On 05/15/2015 02:49 PM, Matthew Miller wrote:> On Fri, May 15, 2015 at 03:44:39PM -0400, James B. Byrne wrote: >> What are the plans for the CentOS repos with respect to authentication >> and https everywhere? At the moment it is a trivial exercise to >> perform a MTM attack during a yum update over http. > > Since the packages themselves are signed, what risk are you concerned > about? >Not only are the packages signed, but we're now offering signed repository metadata as well. HTTPS is an incremental improvement, but is by no means a silver bullet. Look at the superfish fiasco if anyone thinks otherwise. The other side to this is many people update from outside .centos.org. Who's cert would you use for mirrors.kernel.org/centos/7/os/x86_64/ for example? -- Jim Perrin The CentOS Project | http://www.centos.org twitter: @BitIntegrity | GPG Key: FA09AD77
On 16/05/15 08:36, Jim Perrin wrote:> > > On 05/15/2015 02:49 PM, Matthew Miller wrote: >> On Fri, May 15, 2015 at 03:44:39PM -0400, James B. Byrne wrote: >>> What are the plans for the CentOS repos with respect to authentication >>> and https everywhere?
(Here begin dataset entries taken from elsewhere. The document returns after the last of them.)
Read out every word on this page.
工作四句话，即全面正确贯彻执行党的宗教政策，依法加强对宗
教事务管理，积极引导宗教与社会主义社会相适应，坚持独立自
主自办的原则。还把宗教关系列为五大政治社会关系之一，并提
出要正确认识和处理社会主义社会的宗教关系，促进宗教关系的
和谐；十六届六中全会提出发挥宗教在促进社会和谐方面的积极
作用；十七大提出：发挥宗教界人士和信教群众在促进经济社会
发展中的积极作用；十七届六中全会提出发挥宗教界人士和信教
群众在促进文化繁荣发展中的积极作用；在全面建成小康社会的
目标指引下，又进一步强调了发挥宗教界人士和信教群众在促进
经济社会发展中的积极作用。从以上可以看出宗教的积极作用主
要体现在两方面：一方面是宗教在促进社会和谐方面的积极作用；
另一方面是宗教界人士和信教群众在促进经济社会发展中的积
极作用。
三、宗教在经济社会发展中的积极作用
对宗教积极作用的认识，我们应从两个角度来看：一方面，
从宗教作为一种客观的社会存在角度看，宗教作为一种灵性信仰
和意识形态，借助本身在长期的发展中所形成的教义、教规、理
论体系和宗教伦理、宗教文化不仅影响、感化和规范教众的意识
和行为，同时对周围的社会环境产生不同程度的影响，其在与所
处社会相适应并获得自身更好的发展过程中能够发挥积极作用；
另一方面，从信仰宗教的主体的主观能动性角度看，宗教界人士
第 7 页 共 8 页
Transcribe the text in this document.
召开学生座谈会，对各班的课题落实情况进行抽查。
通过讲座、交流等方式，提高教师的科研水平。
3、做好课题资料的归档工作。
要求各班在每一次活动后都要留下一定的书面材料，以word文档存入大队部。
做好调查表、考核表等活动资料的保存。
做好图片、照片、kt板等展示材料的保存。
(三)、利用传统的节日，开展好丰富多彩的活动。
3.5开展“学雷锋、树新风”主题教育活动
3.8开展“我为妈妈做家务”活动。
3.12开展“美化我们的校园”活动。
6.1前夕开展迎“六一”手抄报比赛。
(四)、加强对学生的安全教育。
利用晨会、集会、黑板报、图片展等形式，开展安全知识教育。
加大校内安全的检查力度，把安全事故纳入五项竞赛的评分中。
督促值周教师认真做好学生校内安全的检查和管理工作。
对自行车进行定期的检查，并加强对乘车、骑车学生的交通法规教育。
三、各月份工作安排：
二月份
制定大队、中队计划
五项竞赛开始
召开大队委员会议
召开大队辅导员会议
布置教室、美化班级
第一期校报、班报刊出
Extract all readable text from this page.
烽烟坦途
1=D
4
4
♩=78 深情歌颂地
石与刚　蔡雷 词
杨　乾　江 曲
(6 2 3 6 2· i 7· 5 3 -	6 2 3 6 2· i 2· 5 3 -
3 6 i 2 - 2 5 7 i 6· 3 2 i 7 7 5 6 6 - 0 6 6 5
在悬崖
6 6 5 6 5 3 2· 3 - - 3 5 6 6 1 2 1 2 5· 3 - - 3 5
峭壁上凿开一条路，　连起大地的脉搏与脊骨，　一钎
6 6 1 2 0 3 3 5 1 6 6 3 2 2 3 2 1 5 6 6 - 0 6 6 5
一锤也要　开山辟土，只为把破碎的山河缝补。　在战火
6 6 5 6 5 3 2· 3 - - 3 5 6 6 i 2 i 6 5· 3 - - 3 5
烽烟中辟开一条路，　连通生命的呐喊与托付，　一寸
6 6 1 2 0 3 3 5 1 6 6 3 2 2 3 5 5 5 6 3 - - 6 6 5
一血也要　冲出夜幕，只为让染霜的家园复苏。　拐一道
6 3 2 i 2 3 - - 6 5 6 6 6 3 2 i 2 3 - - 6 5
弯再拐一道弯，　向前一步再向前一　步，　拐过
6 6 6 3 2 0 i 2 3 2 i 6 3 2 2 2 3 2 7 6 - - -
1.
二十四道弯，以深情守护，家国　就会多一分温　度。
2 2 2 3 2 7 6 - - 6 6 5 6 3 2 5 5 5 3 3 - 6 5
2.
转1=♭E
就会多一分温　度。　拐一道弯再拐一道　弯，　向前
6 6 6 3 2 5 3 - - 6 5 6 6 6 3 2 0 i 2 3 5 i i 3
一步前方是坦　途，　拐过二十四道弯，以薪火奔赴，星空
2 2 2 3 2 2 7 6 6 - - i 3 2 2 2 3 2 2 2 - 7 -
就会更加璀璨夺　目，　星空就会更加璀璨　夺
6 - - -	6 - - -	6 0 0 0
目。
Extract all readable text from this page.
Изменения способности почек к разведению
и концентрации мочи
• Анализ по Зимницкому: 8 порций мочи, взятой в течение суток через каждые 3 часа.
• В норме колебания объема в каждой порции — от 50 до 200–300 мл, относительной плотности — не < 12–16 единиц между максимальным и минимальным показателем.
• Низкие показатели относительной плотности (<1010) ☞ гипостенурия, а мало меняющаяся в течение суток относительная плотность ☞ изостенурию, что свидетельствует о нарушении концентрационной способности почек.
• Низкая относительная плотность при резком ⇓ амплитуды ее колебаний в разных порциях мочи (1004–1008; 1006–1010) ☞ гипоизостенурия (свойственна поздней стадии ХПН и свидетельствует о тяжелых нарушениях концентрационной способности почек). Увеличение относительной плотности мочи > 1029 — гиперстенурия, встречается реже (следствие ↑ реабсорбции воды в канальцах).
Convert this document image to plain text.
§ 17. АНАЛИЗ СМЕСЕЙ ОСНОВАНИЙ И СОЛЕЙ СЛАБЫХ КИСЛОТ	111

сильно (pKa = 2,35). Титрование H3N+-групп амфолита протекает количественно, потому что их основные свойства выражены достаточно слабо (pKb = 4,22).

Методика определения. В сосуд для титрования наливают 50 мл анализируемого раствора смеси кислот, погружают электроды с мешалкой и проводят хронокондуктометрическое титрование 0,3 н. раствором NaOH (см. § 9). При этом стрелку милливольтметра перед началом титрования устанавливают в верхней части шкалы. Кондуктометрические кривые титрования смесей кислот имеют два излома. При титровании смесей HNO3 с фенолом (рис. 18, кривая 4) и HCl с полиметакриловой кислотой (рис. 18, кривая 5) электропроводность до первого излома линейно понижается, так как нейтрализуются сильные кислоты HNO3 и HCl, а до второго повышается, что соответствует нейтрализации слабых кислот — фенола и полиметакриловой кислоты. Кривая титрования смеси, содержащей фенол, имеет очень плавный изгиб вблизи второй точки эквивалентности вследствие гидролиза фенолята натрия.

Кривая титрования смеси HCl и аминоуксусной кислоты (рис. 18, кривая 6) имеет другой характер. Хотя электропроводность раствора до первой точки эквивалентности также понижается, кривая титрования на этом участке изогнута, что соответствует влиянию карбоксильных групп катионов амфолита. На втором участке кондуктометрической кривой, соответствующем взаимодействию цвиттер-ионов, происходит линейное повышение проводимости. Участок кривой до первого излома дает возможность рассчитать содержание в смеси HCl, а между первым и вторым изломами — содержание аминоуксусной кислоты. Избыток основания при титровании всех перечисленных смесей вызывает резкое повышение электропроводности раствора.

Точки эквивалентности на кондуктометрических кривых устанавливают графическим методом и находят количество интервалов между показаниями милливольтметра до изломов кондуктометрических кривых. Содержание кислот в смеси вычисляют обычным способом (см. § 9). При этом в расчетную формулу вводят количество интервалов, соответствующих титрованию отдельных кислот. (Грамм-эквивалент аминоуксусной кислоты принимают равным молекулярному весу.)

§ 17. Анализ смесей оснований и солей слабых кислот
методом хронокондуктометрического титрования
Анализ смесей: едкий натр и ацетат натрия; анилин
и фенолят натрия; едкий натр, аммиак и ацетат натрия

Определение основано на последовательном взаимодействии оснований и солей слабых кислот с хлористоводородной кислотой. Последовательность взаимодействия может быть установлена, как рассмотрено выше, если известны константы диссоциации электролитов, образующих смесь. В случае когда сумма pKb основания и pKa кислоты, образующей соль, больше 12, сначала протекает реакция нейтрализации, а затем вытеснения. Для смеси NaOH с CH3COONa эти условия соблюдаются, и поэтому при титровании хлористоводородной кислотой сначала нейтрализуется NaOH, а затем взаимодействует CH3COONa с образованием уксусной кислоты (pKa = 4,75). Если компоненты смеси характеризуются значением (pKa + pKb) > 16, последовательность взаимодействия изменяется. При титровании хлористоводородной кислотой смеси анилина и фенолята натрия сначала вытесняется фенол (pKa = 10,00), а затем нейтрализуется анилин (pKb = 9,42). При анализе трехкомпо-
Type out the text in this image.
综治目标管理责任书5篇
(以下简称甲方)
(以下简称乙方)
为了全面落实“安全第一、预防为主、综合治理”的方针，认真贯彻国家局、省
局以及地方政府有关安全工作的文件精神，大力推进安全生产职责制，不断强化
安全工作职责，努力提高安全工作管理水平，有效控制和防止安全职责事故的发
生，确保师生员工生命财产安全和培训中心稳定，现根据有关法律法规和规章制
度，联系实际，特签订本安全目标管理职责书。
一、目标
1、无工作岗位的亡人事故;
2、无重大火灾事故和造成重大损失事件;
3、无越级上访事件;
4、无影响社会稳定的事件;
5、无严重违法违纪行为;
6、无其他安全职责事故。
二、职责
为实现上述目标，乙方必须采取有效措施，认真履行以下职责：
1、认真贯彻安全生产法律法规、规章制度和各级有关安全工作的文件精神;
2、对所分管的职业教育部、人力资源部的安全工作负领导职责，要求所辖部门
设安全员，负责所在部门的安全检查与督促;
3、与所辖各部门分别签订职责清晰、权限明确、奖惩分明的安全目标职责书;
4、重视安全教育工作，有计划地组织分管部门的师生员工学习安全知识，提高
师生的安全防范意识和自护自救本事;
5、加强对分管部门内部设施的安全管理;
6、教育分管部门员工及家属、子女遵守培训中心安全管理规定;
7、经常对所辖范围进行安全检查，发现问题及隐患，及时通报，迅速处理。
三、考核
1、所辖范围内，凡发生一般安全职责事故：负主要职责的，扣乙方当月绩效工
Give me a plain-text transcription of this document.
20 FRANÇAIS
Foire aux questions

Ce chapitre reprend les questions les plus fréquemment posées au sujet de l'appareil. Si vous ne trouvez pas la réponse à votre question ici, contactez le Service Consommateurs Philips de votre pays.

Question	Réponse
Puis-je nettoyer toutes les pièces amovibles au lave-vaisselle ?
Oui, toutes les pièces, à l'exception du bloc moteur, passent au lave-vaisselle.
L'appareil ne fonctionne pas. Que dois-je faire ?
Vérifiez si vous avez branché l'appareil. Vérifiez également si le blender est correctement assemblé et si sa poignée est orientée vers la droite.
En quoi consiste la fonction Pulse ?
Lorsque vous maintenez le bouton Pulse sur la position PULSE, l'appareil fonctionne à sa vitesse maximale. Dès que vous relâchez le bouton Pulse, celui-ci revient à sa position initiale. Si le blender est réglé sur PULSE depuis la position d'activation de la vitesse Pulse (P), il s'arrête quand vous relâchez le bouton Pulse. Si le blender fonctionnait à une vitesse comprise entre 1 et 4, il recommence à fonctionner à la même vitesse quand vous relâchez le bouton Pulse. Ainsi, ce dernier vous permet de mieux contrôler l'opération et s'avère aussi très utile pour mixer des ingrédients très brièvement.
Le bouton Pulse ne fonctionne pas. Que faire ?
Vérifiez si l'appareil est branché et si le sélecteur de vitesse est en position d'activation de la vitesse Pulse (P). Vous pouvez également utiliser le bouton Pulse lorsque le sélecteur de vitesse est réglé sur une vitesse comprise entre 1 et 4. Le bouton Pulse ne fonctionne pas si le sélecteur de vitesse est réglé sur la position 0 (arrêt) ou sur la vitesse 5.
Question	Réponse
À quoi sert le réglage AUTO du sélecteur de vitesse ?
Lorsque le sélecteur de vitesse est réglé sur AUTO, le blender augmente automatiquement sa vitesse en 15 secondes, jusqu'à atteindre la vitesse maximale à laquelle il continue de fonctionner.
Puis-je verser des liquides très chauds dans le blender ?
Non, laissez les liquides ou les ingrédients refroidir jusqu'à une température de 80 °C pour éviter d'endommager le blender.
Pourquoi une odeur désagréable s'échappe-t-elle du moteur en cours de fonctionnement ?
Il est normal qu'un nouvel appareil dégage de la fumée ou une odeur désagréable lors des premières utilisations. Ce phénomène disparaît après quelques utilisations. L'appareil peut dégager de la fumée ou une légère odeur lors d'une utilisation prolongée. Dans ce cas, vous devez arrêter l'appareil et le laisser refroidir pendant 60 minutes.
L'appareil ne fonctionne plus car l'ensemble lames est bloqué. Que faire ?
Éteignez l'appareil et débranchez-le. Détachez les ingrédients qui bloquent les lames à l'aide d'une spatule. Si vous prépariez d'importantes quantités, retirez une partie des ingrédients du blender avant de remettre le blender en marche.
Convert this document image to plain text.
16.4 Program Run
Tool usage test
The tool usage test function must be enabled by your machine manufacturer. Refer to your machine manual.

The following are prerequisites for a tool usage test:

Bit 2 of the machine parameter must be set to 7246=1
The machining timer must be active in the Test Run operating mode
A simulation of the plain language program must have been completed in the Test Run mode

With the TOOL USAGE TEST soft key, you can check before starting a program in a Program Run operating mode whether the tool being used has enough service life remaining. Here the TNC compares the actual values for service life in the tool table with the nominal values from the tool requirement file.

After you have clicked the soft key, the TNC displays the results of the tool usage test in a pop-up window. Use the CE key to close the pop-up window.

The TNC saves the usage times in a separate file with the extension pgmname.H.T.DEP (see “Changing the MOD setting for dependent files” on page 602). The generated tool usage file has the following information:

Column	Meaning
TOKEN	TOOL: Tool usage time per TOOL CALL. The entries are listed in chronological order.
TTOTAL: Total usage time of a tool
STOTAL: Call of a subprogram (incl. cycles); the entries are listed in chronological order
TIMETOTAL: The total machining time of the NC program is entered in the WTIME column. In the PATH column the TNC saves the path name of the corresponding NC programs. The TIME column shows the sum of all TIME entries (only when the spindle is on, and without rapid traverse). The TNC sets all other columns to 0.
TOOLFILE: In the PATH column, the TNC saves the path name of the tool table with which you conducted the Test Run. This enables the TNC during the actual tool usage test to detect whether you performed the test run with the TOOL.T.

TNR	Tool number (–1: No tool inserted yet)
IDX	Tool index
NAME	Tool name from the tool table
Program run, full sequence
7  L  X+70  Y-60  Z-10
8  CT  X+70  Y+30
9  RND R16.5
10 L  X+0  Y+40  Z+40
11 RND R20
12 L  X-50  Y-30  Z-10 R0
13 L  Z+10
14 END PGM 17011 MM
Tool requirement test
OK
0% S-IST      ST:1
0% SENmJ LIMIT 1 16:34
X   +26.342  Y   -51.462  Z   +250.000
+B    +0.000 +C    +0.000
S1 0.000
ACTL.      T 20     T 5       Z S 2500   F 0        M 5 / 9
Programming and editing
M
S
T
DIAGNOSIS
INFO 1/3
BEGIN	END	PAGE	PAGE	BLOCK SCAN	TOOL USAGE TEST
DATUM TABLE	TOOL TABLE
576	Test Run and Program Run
At the moment it is a trivial exercise to >>> perform a MTM attack during a yum update over http. >> >> Since the packages themselves are signed, what risk are you concerned >> about? >> > > Not only are the packages signed, but we're now offering signed > repository metadata as well. > > HTTPS is an incremental improvement, but is by no means a silver bullet. > Look at the superfish fiasco if anyone thinks otherwise. > > The other side to this is many people update from outside .centos.org. > Who's cert would you use for mirrors.kernel.org/centos/7/os/x86_64/ for > example?Agreed, MITM isn't a great problem as the packages are signed. People monitoring your connection know what you've updated, and what you haven't, thus knowing what you may be vulnerable to, is a problem. But quite arguably not a great as problem as a MITM attack. Pete.
On 05/16/2015 04:18 PM, Peter Lawler wrote:> People monitoring your connection know what you've updated, and what you > haven't, thus knowing what you may be vulnerable to, is a problem.If I'm monitoring your https connection: I know the list of mirrors. That's public information. I know when updates are released. That's also public. I know when you last connected, so I can probably reason what you haven't updated. If I track the amount of data you download, I can probably tell if you skip an update, as well. https doesn't improve your privacy in this application.